Con i test e le sperimentazioni ormai concluse, gli occhi del management sono puntati su Colonia dove ha sede l’EASA, l’agenzia europea per la sicurezza aerea incaricata della creazione dello U-Space, ovvero dello “spazio aereo urbano” riservato ai droni.

“In questi ultimi anni – dichiara Tiziano Pagliarioli, responsabile del DroneLab di Unicusano – l’Europa sta organizzando le infrastrutture per fare in modo che i droni svolgano diverse funzioni, tra cui il trasporto di sangue. L’ente sta normando il loro volo in ambito cittadino e, grazie ai finanziamenti di Horizon, sono stati coinvolti molti ricercatori per la definizione delle logistiche”.

Eliche silenziose

Per il prototipo Beluga il team guidato dal professor Pagliaroli ha messo a punto le eliche. “Eliche silenziose – precisa il docente – perché il trasporto deve avvenire in città, nelle aree urbane. La silenziosità dei droni è uno dei modi per far accettare alla popolazione che questi droni vengano a popolare i nostri cieli senza esserne infastiditi”.

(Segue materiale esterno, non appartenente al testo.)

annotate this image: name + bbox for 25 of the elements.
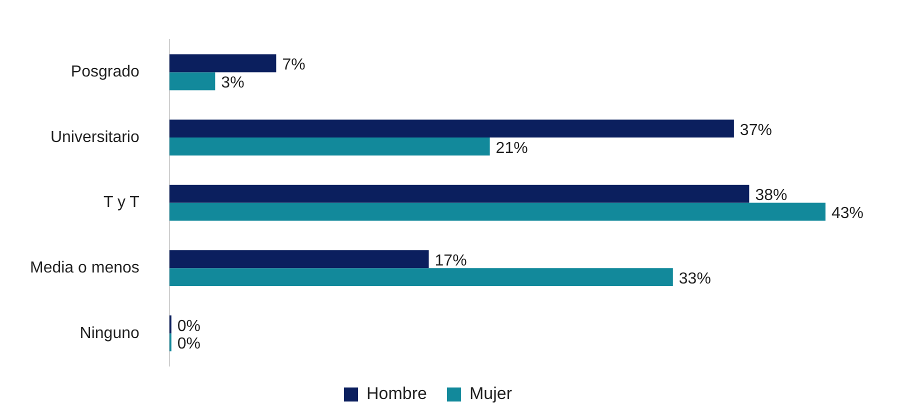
- bar: [169, 54, 276, 72]
- y-tick-label: Posgrado: [70, 64, 140, 81]
- bar: [169, 250, 429, 268]
- legend-label: Hombre: [366, 384, 427, 404]
- data-label: 17%: [434, 252, 467, 270]
- y-tick-label: Media o menos: [30, 259, 140, 276]
- bar: [169, 202, 826, 221]
- bar: [169, 138, 490, 156]
- bar: [169, 120, 734, 138]
- data-label: 0%: [177, 336, 201, 353]
- bar: [169, 72, 216, 90]
- legend-label: Mujer: [469, 384, 512, 404]
- data-label: 43%: [831, 205, 864, 222]
- data-label: 37%: [740, 122, 772, 139]
- data-label: 3%: [221, 74, 244, 92]
- data-label: 0%: [177, 318, 201, 335]
- bar: [169, 268, 673, 286]
- y-tick-label: Universitario: [50, 128, 140, 146]
- data-label: 7%: [282, 56, 306, 74]
- data-label: 38%: [755, 187, 788, 204]
- bar: [169, 184, 750, 203]
- data-label: 33%: [678, 270, 711, 288]
- data-label: 21%: [496, 140, 528, 157]
- y-tick-label: T y T: [104, 194, 140, 212]
- y-tick-label: Ninguno: [80, 324, 140, 342]
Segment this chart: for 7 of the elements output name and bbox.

Il passo successivo è nell’organizzazione delle piste di decollo e atterraggio sulle terrazze degli ospedali o comunque in prossimità. “L’aspetto positivo – conclude Pagliaroli – è che i quadricotteri e tutti i VTOL come il Beluga non necessitano di un’area molto grande per le manovre di decollo e atterraggio”.